Matiel was born in Lebanon into a Palestinian Christian family in 1899. Soon after her birth the family moved to the USA. There she obtained a law degree.

==Career and activities==
Mogannam and her husband settled in Jerusalem, Mandate Palestine, in the 1921. She served as one of the two secretaries of the AWE, which financed the Arab Women's Association (AWA) and Arab women's movement in Palestine.

Mogannam was one of the participants of the Palestine Arab Women's Conference held in Jerusalem in 1929. She also participated in the Arab Women's Conference in Beirut in 1930. She made a speech on Palestinian nationalism at the Mosque of Omar in April 1933. The same year she delivered another speech in Jaffa when there were nationalist demonstrations.

Mogannam published articles in the Palestinian newspapers and was the author of a book entitled The Arab Woman and the Palestine Problem.

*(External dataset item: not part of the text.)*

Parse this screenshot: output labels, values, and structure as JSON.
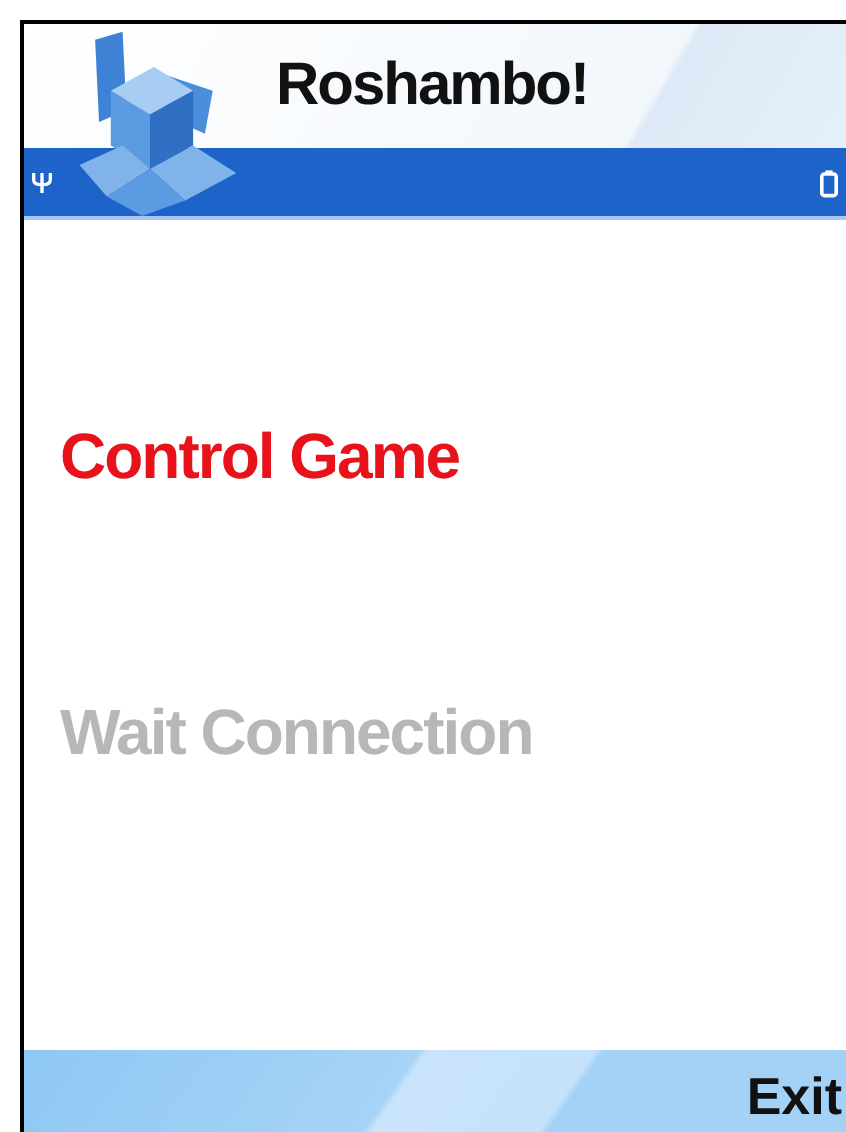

The book was first published by the London-based Herbert Joseph in 1937. It is the only book about the women's movement during the Mandate period.

Mogannam and her husband settled in Ramallah in 1938. She returned to the USA in 1980 and lived in Falls Church, Virginia.

==Personal life and death==
She married Mogannam Mogannam in the USA. He was a lawyer and was a member of the Arab Anglican family from Jerusalem. Matiel's husband was an officer of the National Defense Party. He died in 1943. They had two children, Theodore and Leila.

Matiel died of congestive heart failure at Arlington, Virginia, on 11 August 1992.